Sandra Gerritsen
• 51 jaar
• Chauffeur
• Woonachtig in Sassenheim
• Standplaats Leiderdorp
• Werkt 30 uur per week
• Moeder van 2 dochters (23 en 25)
• Hobby’s lezen en diamond painting
• Opleiding doktersassistent
Mag een blad nog in vrijheid vallen
Met een voldane zucht slaat Sandra die middag in het voorjaar van 2024 haar boek dicht. Het is tijd om zich klaar te maken voor de avonddienst. Het volgende hoofdstuk in de ervaringsverhalen van Kathryn Mannix met de titel ‘Met het einde in gedachten’ zal moeten wachten tot morgen. Veel te vroeg komt ze aan op de post in Leiderdorp. Zo is ze dat gewend, in alle rust de dienst voorbereiden. De auto op haar naam zetten, inloggen op de TomTom, tassen inspecteren en rustig ‘een bakkie’ doen.
Even voor tienen die avond, als de dienst in volle gang is, belt de triagist. Of ze met de arts langs meneer De Vries wil rijden die terminaal is. De familie vindt vader erg benauwd en de nervositeit is om die reden nogal opgelopen op het opgegeven adres. Sandra zet koers naar de Stevenshof, met op de bijrijdersstoel de visite-arts. Even later stappen ze de woonkamer in waar meneer De Vries op bed ligt. Hij wordt omringd door zijn echtgenote, twee bezorgde zonen en een schoondochter. Een zuurstofapparaat sist intens en het felle lamplicht onderstreept het paniekgevoel van de familie. De visitearts buigt zich over het broze lichaam van de oude man en ze onderzoekt hem voorzichtig. Sandra moet onontkoombaar denken aan de verhalen in het boek dat thuis op haar wacht. Zij ziet bij de ademhaling van meneer De Vries het patroon wat de palliatieve arts Kathryn Mannix veelvuldig beschrijft in de dertig waargebeurde verhalen over een levenseinde. In stilte
hoopt ze dat de huisarts niet gaat ingrijpen met medicatie.

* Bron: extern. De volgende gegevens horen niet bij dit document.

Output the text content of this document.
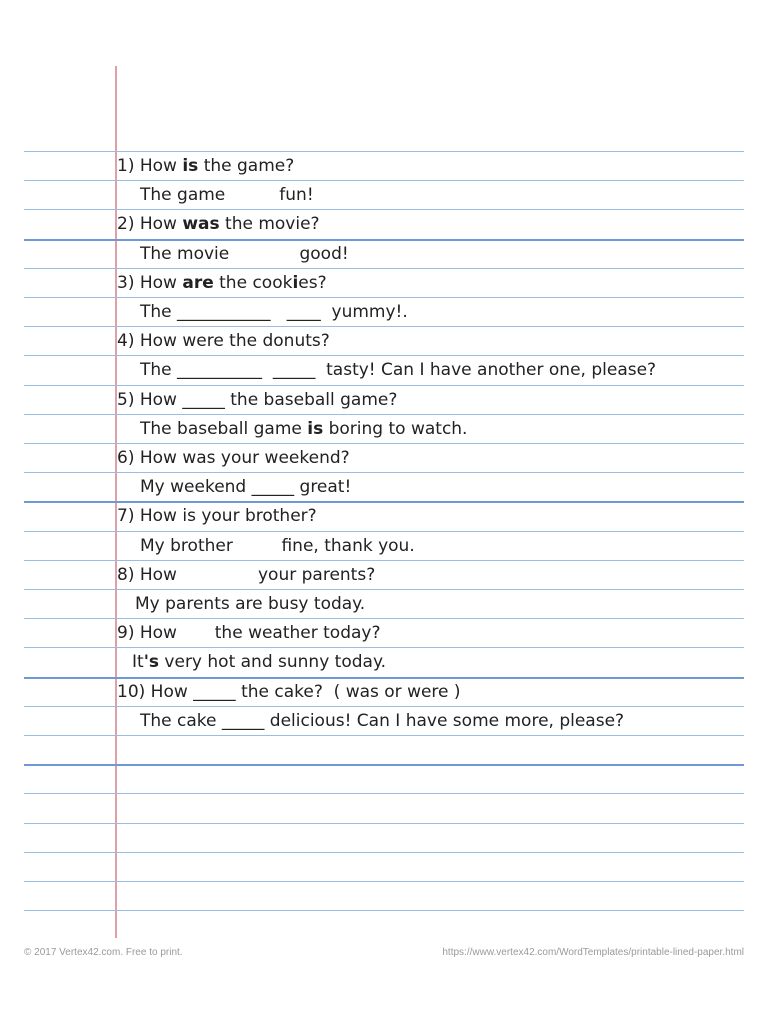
1) How is the game?
The game          fun!
2) How was the movie?
The movie             good!
3) How are the cookies?
The ___________   ____  yummy!.
4) How were the donuts?
The __________  _____  tasty! Can I have another one, please?
5) How _____ the baseball game?
The baseball game is boring to watch.
6) How was your weekend?
My weekend _____ great!
7) How is your brother?
My brother         fine, thank you.
8) How               your parents?
My parents are busy today.
9) How       the weather today?
It's very hot and sunny today.
10) How _____ the cake?  ( was or were )
The cake _____ delicious! Can I have some more, please?
© 2017 Vertex42.com. Free to print.	https://www.vertex42.com/WordTemplates/printable-lined-paper.html
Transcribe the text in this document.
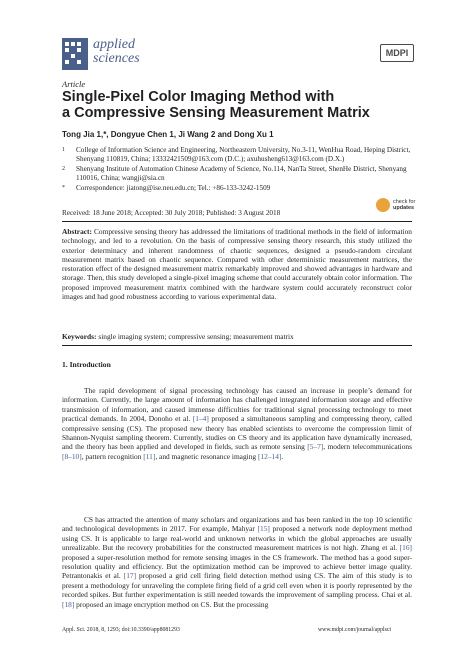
applied
sciences	MDPI
Article
Single-Pixel Color Imaging Method with
a Compressive Sensing Measurement Matrix
Tong Jia 1,*, Dongyue Chen 1, Ji Wang 2 and Dong Xu 1
1	College of Information Science and Engineering, Northeastern University, No.3-11, WenHua Road, Heping District, Shenyang 110819, China; 13332421509@163.com (D.C.); axuhusheng613@163.com (D.X.)
2	Shenyang Institute of Automation Chinese Academy of Science, No.114, NanTa Street, ShenHe District, Shenyang 110016, China; wangji@sia.cn
*	Correspondence: jiatong@ise.neu.edu.cn; Tel.: +86-133-3242-1509
check for
updates
Received: 18 June 2018; Accepted: 30 July 2018; Published: 3 August 2018
Abstract: Compressive sensing theory has addressed the limitations of traditional methods in the field of information technology, and led to a revolution. On the basis of compressive sensing theory research, this study utilized the exterior determinacy and inherent randomness of chaotic sequences, designed a pseudo-random circulant measurement matrix based on chaotic sequence. Compared with other deterministic measurement matrices, the restoration effect of the designed measurement matrix remarkably improved and showed advantages in hardware and storage. Then, this study developed a single-pixel imaging scheme that could accurately obtain color information. The proposed improved measurement matrix combined with the hardware system could accurately reconstruct color images and had good robustness according to various experimental data.
Keywords: single imaging system; compressive sensing; measurement matrix
1. Introduction

The rapid development of signal processing technology has caused an increase in people’s demand for information. Currently, the large amount of information has challenged integrated information storage and effective transmission of information, and caused immense difficulties for traditional signal processing technology to meet practical demands. In 2004, Donoho et al. [1–4] proposed a simultaneous sampling and compressing theory, called compressive sensing (CS). The proposed new theory has enabled scientists to overcome the compression limit of Shannon-Nyquist sampling theorem. Currently, studies on CS theory and its application have dynamically increased, and the theory has been applied and developed in fields, such as remote sensing [5–7], modern telecommunications [8–10], pattern recognition [11], and magnetic resonance imaging [12–14].

CS has attracted the attention of many scholars and organizations and has been ranked in the top 10 scientific and technological developments in 2017. For example, Mahyar [15] proposed a network node deployment method using CS. It is applicable to large real-world and unknown networks in which the global approaches are usually unrealizable. But the recovery probabilities for the constructed measurement matrices is not high. Zhang et al. [16] proposed a super-resolution method for remote sensing images in the CS framework. The method has a good super-resolution quality and efficiency. But the optimization method can be improved to achieve better image quality. Petrantonakis et al. [17] proposed a grid cell firing field detection method using CS. The aim of this study is to present a methodology for unraveling the complete firing field of a grid cell even when it is poorly represented by the recorded spikes. But further experimentation is still needed towards the improvement of sampling process. Chai et al. [18] proposed an image encryption method on CS. But the processing

Appl. Sci. 2018, 8, 1293; doi:10.3390/app8081293	www.mdpi.com/journal/applsci
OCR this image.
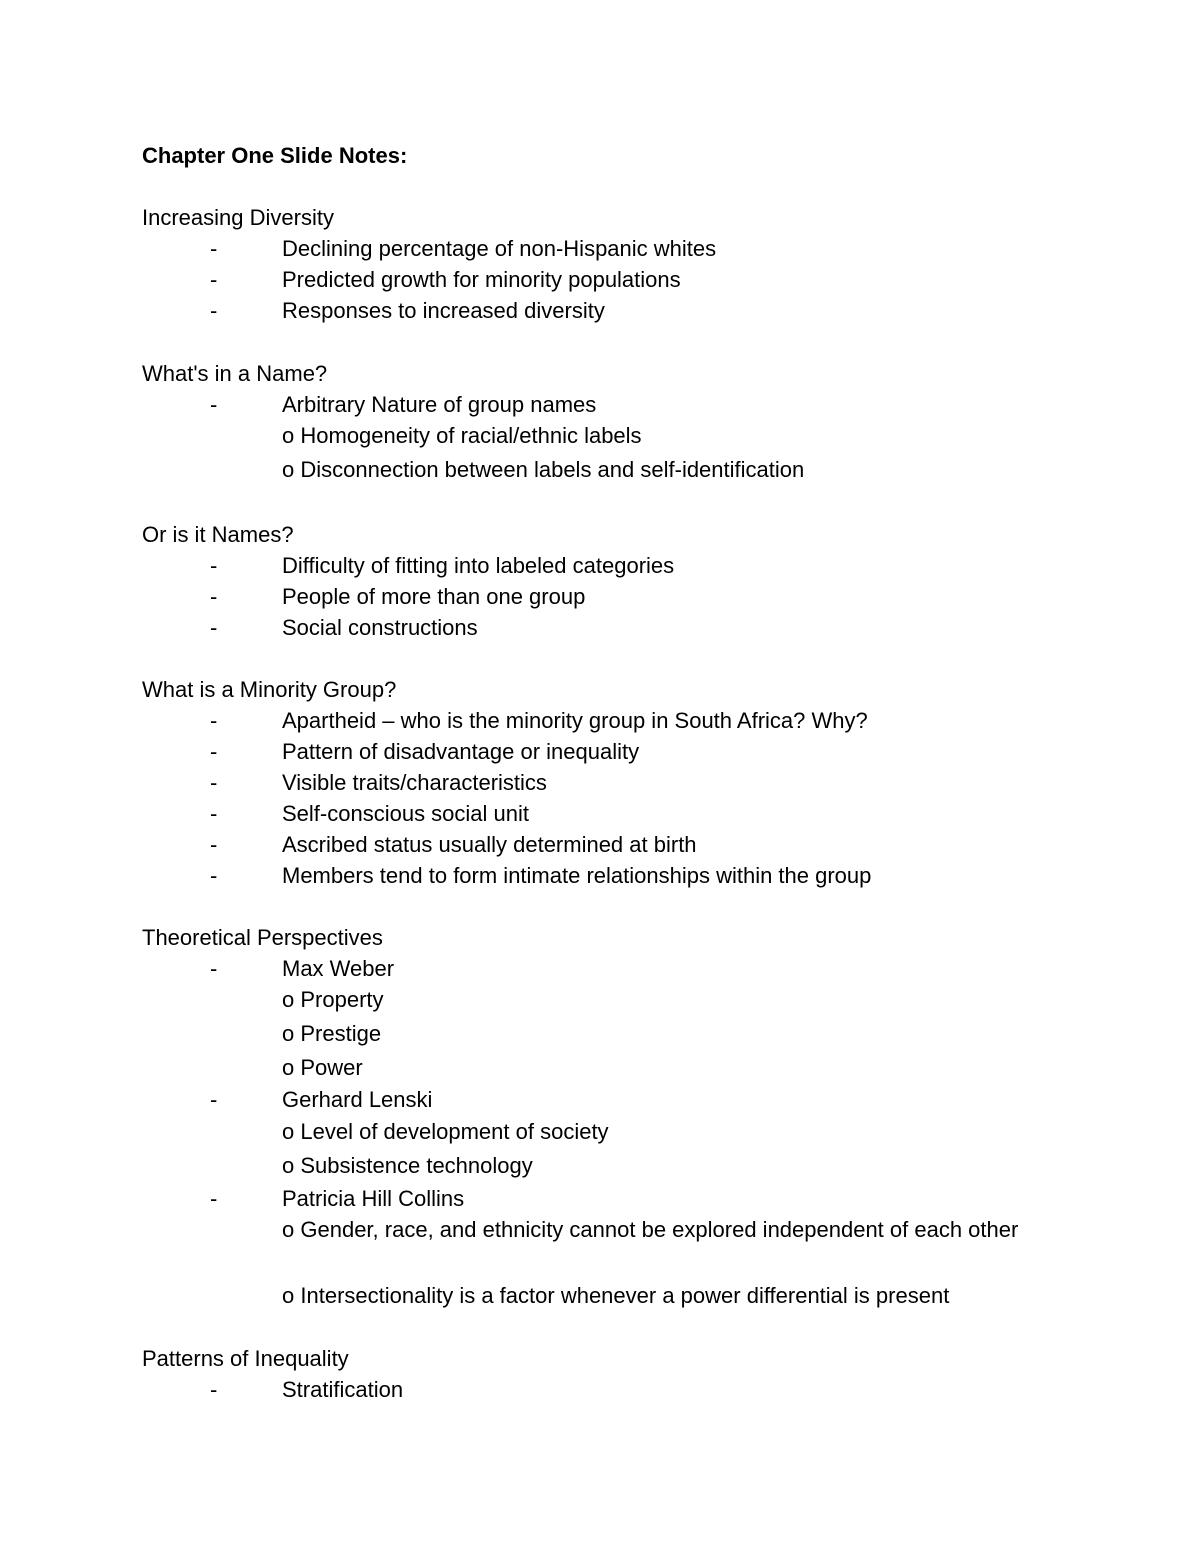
Chapter One Slide Notes:
Increasing Diversity
-	Declining percentage of non-Hispanic whites
-	Predicted growth for minority populations
-	Responses to increased diversity
What's in a Name?
-	Arbitrary Nature of group names
o Homogeneity of racial/ethnic labels
o Disconnection between labels and self-identification
Or is it Names?
-	Difficulty of fitting into labeled categories
-	People of more than one group
-	Social constructions
What is a Minority Group?
-	Apartheid – who is the minority group in South Africa? Why?
-	Pattern of disadvantage or inequality
-	Visible traits/characteristics
-	Self-conscious social unit
-	Ascribed status usually determined at birth
-	Members tend to form intimate relationships within the group
Theoretical Perspectives
-	Max Weber
o Property
o Prestige
o Power
-	Gerhard Lenski
o Level of development of society
o Subsistence technology
-	Patricia Hill Collins
o Gender, race, and ethnicity cannot be explored independent of each other
o Intersectionality is a factor whenever a power differential is present
Patterns of Inequality
-	Stratification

De arts beëindigt het onderzoek en richt zich nu tot de familie als ze zegt: “Wat ik zie is dat uw man en vader hier heel rustig ligt.” Vervolgens legt ze uit dat de afwijkende ademhaling waar de zonen zich zo druk om maken, hoort bij het stervensproces en niets te maken heeft met benauwdheid. Daarna beargumenteert ze hardop waarom ze besluit geen medicatie toe te dienen. Sandra is opgelucht over de bevindingen. Samen zetten ze het zuurstofapparaat uit en dimmen het licht. Opeens is het een stuk vrediger en serener in de woonkamer en lijkt de familie wat te ontspannen.
Eenmaal in de auto klikt Sandra de nieuwe order aan en komt het adres van de volgende te bezoeken patiënt op de TomTom. Als ook deze visite is afgerond, is de dienst afgelopen. Op de terugweg naar de post belt de triagist opnieuw. Ze deelt mee dat meneer De Vries zojuist is overleden. Sandra en de arts kijken elkaar aan. Ze besluiten zelf te gaan schouwen en geven dit door aan de triagist. Voor de familie van meneer De Vries is het immers fijner om dezelfde gezichten over de vloer te krijgen. Bij aankomst merken beide zorgverleners meteen dat het sterfbed van de bejaarde man zich waardig en natuurlijk heeft voltrokken.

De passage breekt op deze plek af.